Fobisi olan insanları böyle adlandırıyorlarmış. Yani benim gibi olanları… Kapalı alanlarda kalmaktan, gök gürültüsünden ve karanlıktan çok korkuyorum.
Klaustrofobi, astrofobi, ve kenofobi diye adlandırılan bu fobiler bende mevcut bulunmaktadır. Ben bunlarla yaşamaya alıştım. Ancak çevremdekilerin aptalca sorularına alışamadım. Bir yere gittiğimde, merdivenle çıkmayı daima tercih ediyorum. Tabi yanımda birileri varsa, onların anlamsız bakışları ve soruları arasında sıkışıp kalıyorum.
_Neden asansöre binmiyorsun?
_Canım, kapalı kalma korkum var.
_Nasıl yani?
_Klaustrofobi yani…
_Yaaa, çok şaşırdım!Hiç böyle birini görmemiştim.
_Peki, neler hissediyorsun?
_Kalp atışlarım hızlanıyor, terleme ve nefes alamama gibi…
_Bak ben varım yanında; bir şey olmaz.
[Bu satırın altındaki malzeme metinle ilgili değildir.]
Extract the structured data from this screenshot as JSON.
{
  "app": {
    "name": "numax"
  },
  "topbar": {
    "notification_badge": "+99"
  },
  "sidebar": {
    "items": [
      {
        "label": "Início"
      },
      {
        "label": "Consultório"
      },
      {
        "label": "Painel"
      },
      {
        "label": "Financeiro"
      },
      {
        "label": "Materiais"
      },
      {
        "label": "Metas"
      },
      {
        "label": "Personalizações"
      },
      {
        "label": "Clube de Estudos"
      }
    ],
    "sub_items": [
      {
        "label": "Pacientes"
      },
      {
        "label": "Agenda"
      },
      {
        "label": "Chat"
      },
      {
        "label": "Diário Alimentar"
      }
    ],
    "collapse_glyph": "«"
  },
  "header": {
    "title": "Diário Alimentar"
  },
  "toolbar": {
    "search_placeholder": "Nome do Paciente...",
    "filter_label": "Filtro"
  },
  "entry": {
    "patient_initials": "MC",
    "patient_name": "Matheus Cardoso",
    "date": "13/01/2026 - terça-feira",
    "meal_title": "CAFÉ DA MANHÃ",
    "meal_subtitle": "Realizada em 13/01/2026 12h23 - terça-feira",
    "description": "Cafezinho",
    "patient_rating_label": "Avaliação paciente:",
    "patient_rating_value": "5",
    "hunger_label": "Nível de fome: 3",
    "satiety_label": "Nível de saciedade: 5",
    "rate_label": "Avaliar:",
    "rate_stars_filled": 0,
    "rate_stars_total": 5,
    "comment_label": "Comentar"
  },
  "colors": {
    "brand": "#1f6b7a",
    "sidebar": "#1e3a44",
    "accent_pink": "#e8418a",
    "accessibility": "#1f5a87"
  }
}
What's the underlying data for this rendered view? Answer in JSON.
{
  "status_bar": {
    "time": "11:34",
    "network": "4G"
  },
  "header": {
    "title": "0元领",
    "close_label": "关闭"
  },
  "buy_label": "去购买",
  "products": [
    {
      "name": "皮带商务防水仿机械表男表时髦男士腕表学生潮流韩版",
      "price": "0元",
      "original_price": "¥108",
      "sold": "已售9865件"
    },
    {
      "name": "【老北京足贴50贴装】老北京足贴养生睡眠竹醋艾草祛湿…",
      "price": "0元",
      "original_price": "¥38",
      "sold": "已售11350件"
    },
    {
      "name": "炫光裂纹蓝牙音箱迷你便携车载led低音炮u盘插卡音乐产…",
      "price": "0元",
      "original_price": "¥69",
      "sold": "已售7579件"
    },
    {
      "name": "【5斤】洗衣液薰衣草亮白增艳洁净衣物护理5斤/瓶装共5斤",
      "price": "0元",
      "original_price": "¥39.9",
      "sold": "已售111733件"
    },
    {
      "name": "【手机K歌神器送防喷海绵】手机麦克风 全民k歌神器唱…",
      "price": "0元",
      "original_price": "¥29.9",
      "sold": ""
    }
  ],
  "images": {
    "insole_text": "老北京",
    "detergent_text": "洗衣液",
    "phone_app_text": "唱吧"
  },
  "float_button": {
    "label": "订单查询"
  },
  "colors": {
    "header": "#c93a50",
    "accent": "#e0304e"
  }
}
Hadi asansörle çıkalım.
“Lahavle vela kuvvet” deyip asansöre binilir. Bende çarpıntılar, terleme ve nefes alamama başlar... En sonunda yanımdaki bana dönüp;
_Aaaa sen gerçekten korkuyormuşsun! Der. İyi de ben az önce farklı bir şey söylemedim ki…
Gök gürültüsüne gelince, anında bilimsel bir açıklama yapılır. Sanki ben nasıl olduğunu bilmiyorum. Sonra “ Ailende yüksek sesle konuşan var mı? Yoksa seni küçükken karanlık bir odaya mı kilitlediler?” diye sorulara geçilir. Akıl verilir. Korkunun üzerine gitmen söylenir. Hatta tedavi görmene kadar iş ilerletilir. Yarı ömrümü bu fobilerle geçirdim. Diğer yarısını da geçiririm herhalde… Anlamadığım tek şey bana tuhaf bir yaratıkmışım gibi bakmaları, yani psikolojik deli muamelesi görmem…
Bir de adını bile yazmaktan çekindiğim bir meyveye karşı alerjim var. Bu yüzden pazara ve manava gidemem. Özellikle bunu çevremdeki insanlara söylerim ki ben varken yememelerini ve adını kullanmamalarını rica ederim. Ama bu sivri zekâlılar, onu getirip bana ikram ederler. Sonra beni bir kaşıntı alır ve doğru söylediğim kanıtlanır. Onlar bundan mutlu olur. Ben ise iki üç gün kabarmış bir vücutla gezerim. Olayda kullanılan denek, onlara göre tepki vermiştir. Tabi bu iş burada bitmez. Her seferinde eşek şakası gibi uzatılır. “Ay pardon, unuttum canım.” denir. Sonra ardından suçlamalar başlar. “Canım sende bir tuhafsın… Asansöre binmiyor, gök gürültüsünden ve karanlıktan korkuyorsun. Bir de başımıza bu çıktı! Sayende özgürlüğümüz kısıtlandı.”
Evet, ben tuhafım. Fobilerim ve alerjim var. Fakat bana bu şekilde davranan insanların da pek sağlıklı olduğu kanısında değilim. En azından bendeki rahatsızlığın bir tanısı var. Sizin davranışlarınıza tanı bile konulamıyor.Ben ve benim gibi olanların tek istediği şey BİRAZ SAYGI…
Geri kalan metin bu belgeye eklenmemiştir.